Toplum önderi olmak sorumluluk gerektirir. Öyle her zaman her istediğini yapamazsın. Verdiğin sözleri düşüneceksin. Neyi ne kadar yapabildiğini düşüneceksin…
Belediye meclis üyelerini bizler yalvararak aday yapmıyoruz. Belki bazı başkan adayları oy potansiyeli gördükleri isimlere bizzat giderek ya da bir aracı göndererek ısrarlı tekliflerde bulunuyor olabilirler. Ancak; oy vererek onları meclise getiren vatandaşların bu durumla bir ilgileri yoktur. Onlar listelere bakıp güven duyduklarına oylarını verirler. Ya da hiç öyle şeylerle uğraşmayıp sadece sempati duydukları partinin listesine oyunu verip isimlerle ilgilenmezler. Ama her durumda listeye o isimleri yazan da, o isimlerin listeye yazılması için talepte bulunan da seçmenler değildir.

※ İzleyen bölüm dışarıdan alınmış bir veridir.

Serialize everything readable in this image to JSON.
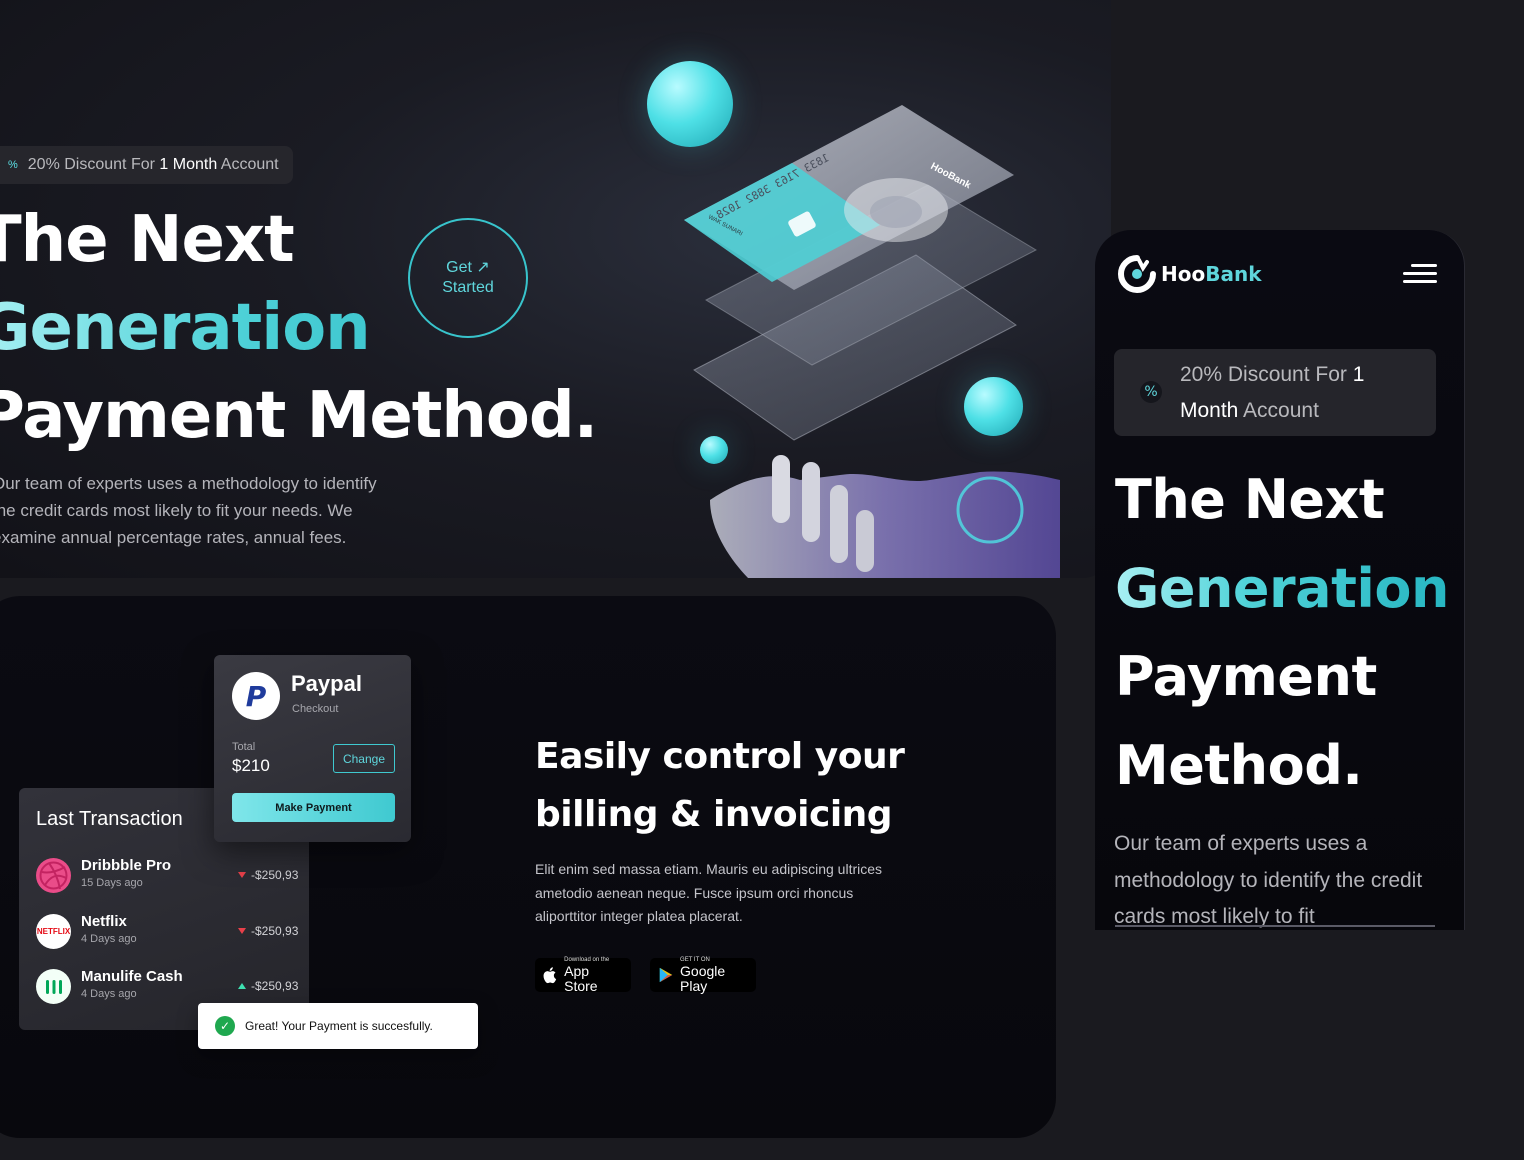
{
  "hero": {
    "discount": {
      "pct_icon": "%",
      "part1": "20% Discount For ",
      "bold1": "1",
      "part2": " Month",
      "part3": " Account"
    },
    "heading": {
      "line1": "The Next",
      "line2": "Generation",
      "line3": "Payment Method."
    },
    "paragraph": "Our team of experts uses a methodology to identify the credit cards most likely to fit your needs. We examine annual percentage rates, annual fees.",
    "cta": {
      "line1": "Get",
      "arrow": "↗",
      "line2": "Started"
    }
  },
  "card_art": {
    "number_text": "1833 7163 3882 1028",
    "brand_text": "HooBank",
    "holder_text": "WAK SUNARI"
  },
  "paypal": {
    "title": "Paypal",
    "subtitle": "Checkout",
    "total_label": "Total",
    "total_value": "$210",
    "change_label": "Change",
    "make_payment_label": "Make Payment"
  },
  "transactions": {
    "title": "Last Transaction",
    "items": [
      {
        "name": "Dribbble Pro",
        "date": "15 Days ago",
        "amount": "-$250,93",
        "trend": "down"
      },
      {
        "name": "Netflix",
        "date": "4 Days ago",
        "amount": "-$250,93",
        "trend": "down"
      },
      {
        "name": "Manulife Cash",
        "date": "4 Days ago",
        "amount": "-$250,93",
        "trend": "up"
      }
    ]
  },
  "toast": {
    "text": "Great! Your Payment is succesfully."
  },
  "billing": {
    "heading": "Easily control your billing & invoicing",
    "paragraph": "Elit enim sed massa etiam. Mauris eu adipiscing ultrices ametodio aenean neque. Fusce ipsum orci rhoncus aliporttitor integer platea placerat.",
    "app_store": {
      "small": "Download on the",
      "big": "App Store"
    },
    "google_play": {
      "small": "GET IT ON",
      "big": "Google Play"
    }
  },
  "mobile": {
    "logo_part1": "Hoo",
    "logo_part2": "Bank",
    "discount": {
      "pct_icon": "%",
      "part1": "20% Discount For ",
      "bold1": "1",
      "bold2": "Month",
      "part3": " Account"
    },
    "heading": {
      "line1": "The Next",
      "line2": "Generation",
      "line3": "Payment",
      "line4": "Method."
    },
    "paragraph": "Our team of experts uses a methodology to identify the credit cards most likely to fit"
  },
  "colors": {
    "accent": "#5fd6dc",
    "background": "#1a1a1f",
    "panel": "#0b0b12",
    "negative": "#e8404a",
    "positive": "#3ee0b0"
  }
}
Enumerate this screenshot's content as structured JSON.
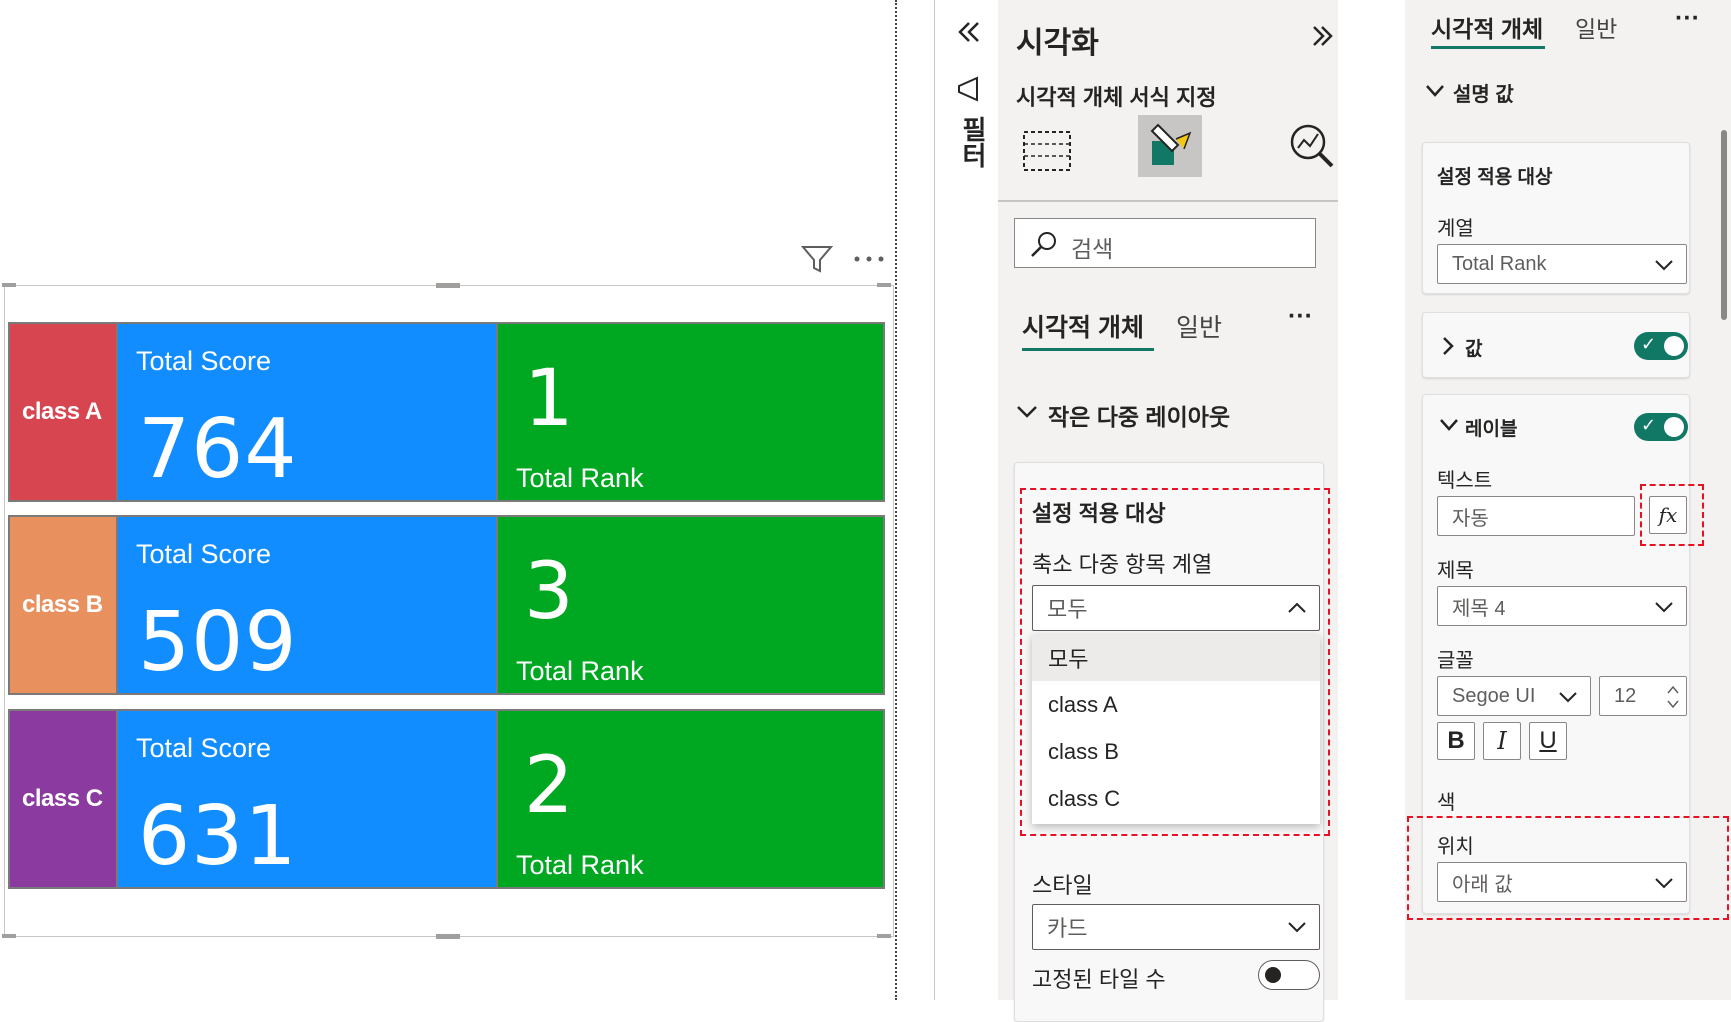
{
  "canvas": {
    "rows": [
      {
        "label": "class A",
        "color": "#d64550",
        "score_title": "Total Score",
        "score": "764",
        "rank": "1",
        "rank_label": "Total Rank"
      },
      {
        "label": "class B",
        "color": "#e8915f",
        "score_title": "Total Score",
        "score": "509",
        "rank": "3",
        "rank_label": "Total Rank"
      },
      {
        "label": "class C",
        "color": "#8b3b9f",
        "score_title": "Total Score",
        "score": "631",
        "rank": "2",
        "rank_label": "Total Rank"
      }
    ],
    "score_color": "#118dff",
    "rank_color": "#00a821"
  },
  "filter_strip": {
    "label": "필터"
  },
  "viz_pane": {
    "title": "시각화",
    "subtitle": "시각적 개체 서식 지정",
    "search_placeholder": "검색",
    "tabs": [
      "시각적 개체",
      "일반"
    ],
    "more": "···",
    "section": "작은 다중 레이아웃",
    "apply_to": "설정 적용 대상",
    "series_label": "축소 다중 항목 계열",
    "series_value": "모두",
    "dropdown_options": [
      "모두",
      "class A",
      "class B",
      "class C"
    ],
    "style_label": "스타일",
    "style_value": "카드",
    "fixed_tiles_label": "고정된 타일 수"
  },
  "format_pane": {
    "tabs": [
      "시각적 개체",
      "일반"
    ],
    "more": "···",
    "callout_section": "설명 값",
    "apply_to": "설정 적용 대상",
    "series_label": "계열",
    "series_value": "Total Rank",
    "values_section": "값",
    "labels_section": "레이블",
    "text_label": "텍스트",
    "text_value": "자동",
    "fx_label": "fx",
    "heading_label": "제목",
    "heading_value": "제목 4",
    "font_label": "글꼴",
    "font_value": "Segoe UI",
    "font_size": "12",
    "bold": "B",
    "italic": "I",
    "underline": "U",
    "color_label": "색",
    "position_label": "위치",
    "position_value": "아래 값"
  },
  "icons": [
    "filter-icon",
    "more-icon",
    "collapse-left-icon",
    "expand-right-icon",
    "megaphone-icon",
    "build-visual-icon",
    "format-visual-icon",
    "analytics-icon",
    "search-icon",
    "chevron-down-icon"
  ],
  "accent_color": "#117865"
}
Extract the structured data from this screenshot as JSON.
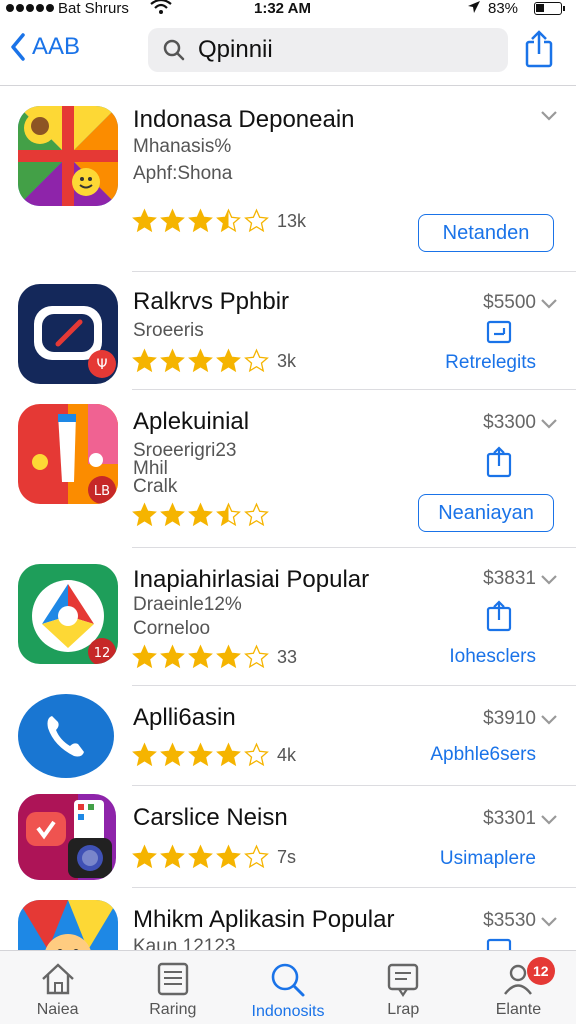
{
  "status_bar": {
    "carrier": "Bat Shrurs",
    "time": "1:32 AM",
    "battery": "83%"
  },
  "nav": {
    "back_label": "AAB",
    "search_value": "Qpinnii",
    "icons": [
      "chevron-left-icon",
      "search-icon",
      "share-icon"
    ]
  },
  "apps": [
    {
      "name": "Indonasa Deponeain",
      "subtitles": [
        "Mhanasis%",
        "Aphf:Shona"
      ],
      "rating": 3.5,
      "rating_count": "13k",
      "action_type": "button",
      "action_label": "Netanden"
    },
    {
      "name": "Ralkrvs Pphbir",
      "subtitles": [
        "Sroeeris"
      ],
      "rating": 4,
      "rating_count": "3k",
      "price": "$5500",
      "action_type": "link",
      "action_label": "Retrelegits"
    },
    {
      "name": "Aplekuinial",
      "subtitles": [
        "Sroeerigri23",
        "Mhil",
        "Cralk"
      ],
      "rating": 3.5,
      "rating_count": "",
      "price": "$3300",
      "action_type": "button",
      "action_label": "Neaniayan"
    },
    {
      "name": "Inapiahirlasiai Popular",
      "subtitles": [
        "Draeinle12%",
        "Corneloo"
      ],
      "rating": 4,
      "rating_count": "33",
      "price": "$3831",
      "action_type": "link",
      "action_label": "Iohesclers"
    },
    {
      "name": "Aplli6asin",
      "subtitles": [],
      "rating": 4,
      "rating_count": "4k",
      "price": "$3910",
      "action_type": "link",
      "action_label": "Apbhle6sers"
    },
    {
      "name": "Carslice Neisn",
      "subtitles": [],
      "rating": 4,
      "rating_count": "7s",
      "price": "$3301",
      "action_type": "link",
      "action_label": "Usimaplere"
    },
    {
      "name": "Mhikm Aplikasin Popular",
      "subtitles": [
        "Kaun 12123"
      ],
      "rating": 0,
      "rating_count": "",
      "price": "$3530",
      "action_type": "none",
      "action_label": ""
    }
  ],
  "tabs": [
    {
      "label": "Naiea",
      "icon": "home-icon",
      "active": false
    },
    {
      "label": "Raring",
      "icon": "chart-list-icon",
      "active": false
    },
    {
      "label": "Indonosits",
      "icon": "search-icon",
      "active": true
    },
    {
      "label": "Lrap",
      "icon": "updates-icon",
      "active": false
    },
    {
      "label": "Elante",
      "icon": "account-icon",
      "active": false,
      "badge": "12"
    }
  ],
  "colors": {
    "accent": "#1a73e8",
    "star": "#f5b400",
    "badge": "#e53935"
  }
}
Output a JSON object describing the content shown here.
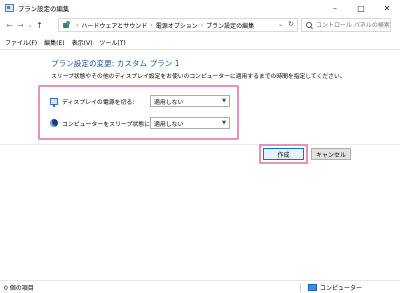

Böyle olunca da vatandaşın verdiği oyu alarak seçilen bir siyaset insanının sonra da başka bir partiye geçmesi hoş karşılanmaz. Sorgulanır. Vatandaş kendini aldatılmış hisseder. Öfkelenir ve tepki gösterir.
Hiçbir seçilmiş de çıkıp “size ne kardeşim. Canım istedi mi, istediğim partiye geçerim. Benim yasal olarak buna hakkım var. Kim karışabilir ki” diyemez.
Doğrudur, yasal olarak parti değiştirmesine bir engel yoktur. Ama işi sadece yasalarla değerlendirmek de bazen yeterli olmuyor.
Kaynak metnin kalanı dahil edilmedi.